February 14, 2013
A Few More Things On Orson Scott Card Writing Superman
* In case you haven't been following it, this is a story about a range of negative reactions and calls for boycott on the occasion of DC Comics announcing it would use the writer Orson Scott Card to anchor a Superman-related digital/print anthology aimed at I believe a more general readership, maybe, than the continuity-tight regular comic books series. Card is actively opposed to gays and lesbians being married, has publicly advocated in severe terms on that issue, and is a member of an organization that works to block legal and political gains in that direction.
* Yesterday DC Comics released a response, perhaps only to
The Advocate and a Fox News radio program -- or they're the ones that initially picked it up and other people jumped on. I can't tell. I saw the Fox News radio one first, but I'll spare you the direct link there and its discouraging-for-humanity comments thread in favor of
this more summary-oriented write-up at Robot 6.
* There's nothing in that response that surprises me. The nature of this protest isn't really designed in some way that allows DC an escape hatch, nor should it be: it's a human rights line-in-sand stance, not a plot thread on an episode of a political TV show. I've imagined all along that DC makes a stab at expressing what they express here -- that the private opinions of their authors are just that, and blah blah blah -- and then perhaps quietly and quickly makes it unofficial policy to not use public political advocates, including Card, on big characters like this ever again, never giving this as a reason except in maybe a connect-the-dots way down the line in some interview.
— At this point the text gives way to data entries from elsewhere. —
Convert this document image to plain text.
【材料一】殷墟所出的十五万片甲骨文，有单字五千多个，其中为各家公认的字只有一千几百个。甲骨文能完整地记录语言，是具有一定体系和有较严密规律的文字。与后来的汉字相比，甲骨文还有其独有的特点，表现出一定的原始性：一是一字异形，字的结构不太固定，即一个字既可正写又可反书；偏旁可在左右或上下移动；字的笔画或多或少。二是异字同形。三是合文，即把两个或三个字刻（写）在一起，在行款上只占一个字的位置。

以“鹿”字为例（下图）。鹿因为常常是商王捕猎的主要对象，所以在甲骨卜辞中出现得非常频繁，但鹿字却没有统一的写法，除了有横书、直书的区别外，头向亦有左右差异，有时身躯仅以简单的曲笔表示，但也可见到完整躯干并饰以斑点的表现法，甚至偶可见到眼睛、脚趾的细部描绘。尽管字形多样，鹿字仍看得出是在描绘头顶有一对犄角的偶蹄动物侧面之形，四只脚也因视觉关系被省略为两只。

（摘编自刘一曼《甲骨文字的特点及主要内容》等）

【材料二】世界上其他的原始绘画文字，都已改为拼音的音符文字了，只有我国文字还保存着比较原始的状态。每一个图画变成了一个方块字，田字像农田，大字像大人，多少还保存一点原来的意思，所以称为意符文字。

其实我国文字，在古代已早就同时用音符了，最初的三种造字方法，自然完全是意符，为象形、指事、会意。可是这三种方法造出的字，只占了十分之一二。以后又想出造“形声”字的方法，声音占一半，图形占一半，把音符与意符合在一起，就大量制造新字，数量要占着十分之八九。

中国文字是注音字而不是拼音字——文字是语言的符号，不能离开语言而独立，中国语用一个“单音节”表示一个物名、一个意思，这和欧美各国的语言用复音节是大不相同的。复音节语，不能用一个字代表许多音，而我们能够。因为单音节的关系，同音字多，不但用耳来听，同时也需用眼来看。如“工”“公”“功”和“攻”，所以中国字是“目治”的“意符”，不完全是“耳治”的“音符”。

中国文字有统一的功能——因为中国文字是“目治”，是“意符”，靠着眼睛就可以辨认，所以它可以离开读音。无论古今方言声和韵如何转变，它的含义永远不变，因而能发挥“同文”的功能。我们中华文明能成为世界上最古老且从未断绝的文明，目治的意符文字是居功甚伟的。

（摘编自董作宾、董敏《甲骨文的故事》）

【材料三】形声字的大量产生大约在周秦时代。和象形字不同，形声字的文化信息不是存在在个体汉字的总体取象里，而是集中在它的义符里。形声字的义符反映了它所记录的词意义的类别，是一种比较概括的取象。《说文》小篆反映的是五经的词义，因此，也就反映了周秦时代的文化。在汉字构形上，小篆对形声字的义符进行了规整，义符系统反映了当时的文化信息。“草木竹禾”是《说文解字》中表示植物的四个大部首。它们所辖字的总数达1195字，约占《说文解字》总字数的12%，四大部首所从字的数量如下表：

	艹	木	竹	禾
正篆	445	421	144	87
Then again, what we don't understand about how DC operates right now could fill a magic library in heaven, so who knows?
* Chris Butcher offers up a strong statement
here. If you read one thing, read that one.
* I have to admit, the issue as it has developed presents in opposition to my understanding it a kind of a League Of Extraordinary Things About Comics Culture I Have A Hard Time Wrapping My Mind Around. The Fake Geek Girl thing was kind of like this, too. So some of what I might try to articulate here and over the next several days might be super-stupid or swept away in eddies of self-regard.
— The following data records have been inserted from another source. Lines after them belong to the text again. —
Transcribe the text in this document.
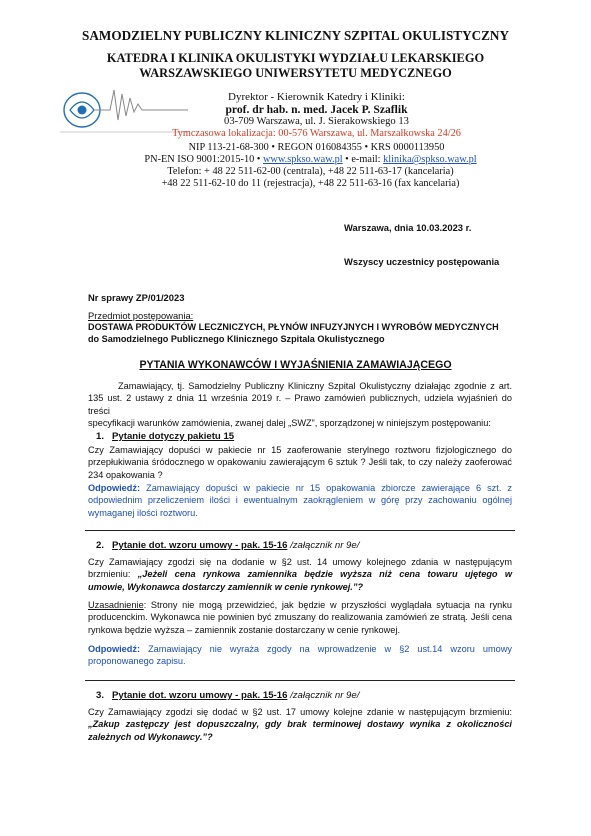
SAMODZIELNY PUBLICZNY KLINICZNY SZPITAL OKULISTYCZNY
KATEDRA I KLINIKA OKULISTYKI WYDZIAŁU LEKARSKIEGO
WARSZAWSKIEGO UNIWERSYTETU MEDYCZNEGO
Dyrektor - Kierownik Katedry i Kliniki:
prof. dr hab. n. med. Jacek P. Szaflik
03-709 Warszawa, ul. J. Sierakowskiego 13
Tymczasowa lokalizacja: 00-576 Warszawa, ul. Marszałkowska 24/26
NIP 113-21-68-300 • REGON 016084355 • KRS 0000113950
PN-EN ISO 9001:2015-10 • www.spkso.waw.pl • e-mail: klinika@spkso.waw.pl
Telefon: + 48 22 511-62-00 (centrala), +48 22 511-63-17 (kancelaria)
+48 22 511-62-10 do 11 (rejestracja), +48 22 511-63-16 (fax kancelaria)
Warszawa, dnia 10.03.2023 r.
Wszyscy uczestnicy postępowania
Nr sprawy ZP/01/2023
Przedmiot postępowania:
DOSTAWA PRODUKTÓW LECZNICZYCH, PŁYNÓW INFUZYJNYCH I WYROBÓW MEDYCZNYCH
do Samodzielnego Publicznego Klinicznego Szpitala Okulistycznego
PYTANIA WYKONAWCÓW I WYJAŚNIENIA ZAMAWIAJĄCEGO
Zamawiający, tj. Samodzielny Publiczny Kliniczny Szpital Okulistyczny działając zgodnie z art.
135 ust. 2 ustawy z dnia 11 września 2019 r. – Prawo zamówień publicznych, udziela wyjaśnień do treści
specyfikacji warunków zamówienia, zwanej dalej „SWZ”, sporządzonej w niniejszym postępowaniu:
1. Pytanie dotyczy pakietu 15
Czy Zamawiający dopuści w pakiecie nr 15 zaoferowanie sterylnego roztworu fizjologicznego do
przepłukiwania śródocznego w opakowaniu zawierającym 6 sztuk ? Jeśli tak, to czy należy zaoferować
234 opakowania ?
Odpowiedź: Zamawiający dopuści w pakiecie nr 15 opakowania zbiorcze zawierające 6 szt. z
odpowiednim przeliczeniem ilości i ewentualnym zaokrągleniem w górę przy zachowaniu ogólnej
wymaganej ilości roztworu.
2. Pytanie dot. wzoru umowy - pak. 15-16 /załącznik nr 9e/
Czy Zamawiający zgodzi się na dodanie w §2 ust. 14 umowy kolejnego zdania w następującym
brzmieniu: „Jeżeli cena rynkowa zamiennika będzie wyższa niż cena towaru ujętego w
umowie, Wykonawca dostarczy zamiennik w cenie rynkowej.”?
Uzasadnienie: Strony nie mogą przewidzieć, jak będzie w przyszłości wyglądała sytuacja na rynku
producenckim. Wykonawca nie powinien być zmuszany do realizowania zamówień ze stratą. Jeśli cena
rynkowa będzie wyższa – zamiennik zostanie dostarczany w cenie rynkowej.
Odpowiedź: Zamawiający nie wyraża zgody na wprowadzenie w §2 ust.14 wzoru umowy
proponowanego zapisu.
3. Pytanie dot. wzoru umowy - pak. 15-16 /załącznik nr 9e/
Czy Zamawiający zgodzi się dodać w §2 ust. 17 umowy kolejne zdanie w następującym brzmieniu:
„Zakup zastępczy jest dopuszczalny, gdy brak terminowej dostawy wynika z okoliczności
zależnych od Wykonawcy.”?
* That said, hopefully none of that stupidity extends to the real-world issues involved, on which I am of basically a 100 percent opposite mind to Orson Scott Card. I think that guy is so wrong about this stuff that I could actually change my mind and agree with him on a dozen things and
still come to the opposite conclusion. I think his a stunted, pitiable worldview.
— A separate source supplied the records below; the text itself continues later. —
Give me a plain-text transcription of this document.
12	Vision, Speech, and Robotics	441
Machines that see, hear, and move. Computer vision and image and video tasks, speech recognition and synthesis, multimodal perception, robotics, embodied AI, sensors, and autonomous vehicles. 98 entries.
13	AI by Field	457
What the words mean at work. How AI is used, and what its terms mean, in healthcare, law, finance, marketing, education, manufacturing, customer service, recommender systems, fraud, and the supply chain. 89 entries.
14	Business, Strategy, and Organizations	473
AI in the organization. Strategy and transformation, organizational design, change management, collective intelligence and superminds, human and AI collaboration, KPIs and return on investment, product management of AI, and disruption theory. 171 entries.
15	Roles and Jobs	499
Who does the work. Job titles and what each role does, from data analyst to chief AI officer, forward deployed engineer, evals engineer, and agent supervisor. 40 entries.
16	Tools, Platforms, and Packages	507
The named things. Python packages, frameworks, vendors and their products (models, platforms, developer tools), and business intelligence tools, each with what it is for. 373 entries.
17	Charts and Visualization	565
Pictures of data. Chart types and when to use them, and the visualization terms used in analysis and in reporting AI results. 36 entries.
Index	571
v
* Incidentally, I think it's a worldview that has something in common with comics culture, in that the tendency to look to secular institutions and wider expressions of culture to support one's core beliefs -- with attendant rage and desperate panic when they do not -- is not all that dissimilar from the way comics fans used to be hyper-sensitive about the way comics and the act of reading comics were portrayed in other media. I'm not drawing an
equivalency between those concerns, mind you, quite the opposite: applying the same construction to your pursuit of aligning yourself with God's will on earth and to people making fun of you because you own an
Avengers comic book is a horrible, goofy, dangerous thing.
* That was one of those eddies. Sorry.
*
here's an on-line petition asking DC to drop the author. You can start to see mainstream news coverage of the story flickering to life
here,
here and
here.
* Butcher's line about Superman having power as an icon above and beyond his role as a corporate-owned character attached to a dubious history of exploitation and issue-alignment, and that this matters, is well-taken. That is very much a blind spot for me. For me, Superman is an empty suit. One of my first Internet fiascoes was a mid-1990s declaration that no adult person actually considered Superman a role-model and being lectured by an array of adults on CompuServe that told me that they very much considered Big Blue a role-model and how dare I suggest otherwise. Live and learn. I'm still always a little confused that the ideal outweighs the uglier aspects for folks that are routinely exposed to both. This expression of that notion here, that being assigned to Superman means something more than if Card were given, say, his own entire comics line, comes from hardcore comics fans, not from like my Mom or from my friends growing up or their kids. It's sort of like if the press corps and Secret Service that dealt with JFK on a daily basis had a more hardcore idealized version of the president than Catholic households in Boston with his picture above the television had, although maybe that doesn't explain it well, and maybe those men and women did hold Kennedy in higher regard.
* It's legitimately fascinating that Superman seems to me to have been traditionally claimed by conservatives as having ideals in that direction, and here is claimed for what we tend to think of as American liberal values such as inclusiveness. In fact, the irony from the perspective of this being a headache for DC Comics is that they've sold and sold and sold this viewpoint where they are in shared custody with generations of fans of an important set of ideas and principles wearing a cape, and in this instance they have to deal with the fact that people are going to hold them to that. Good.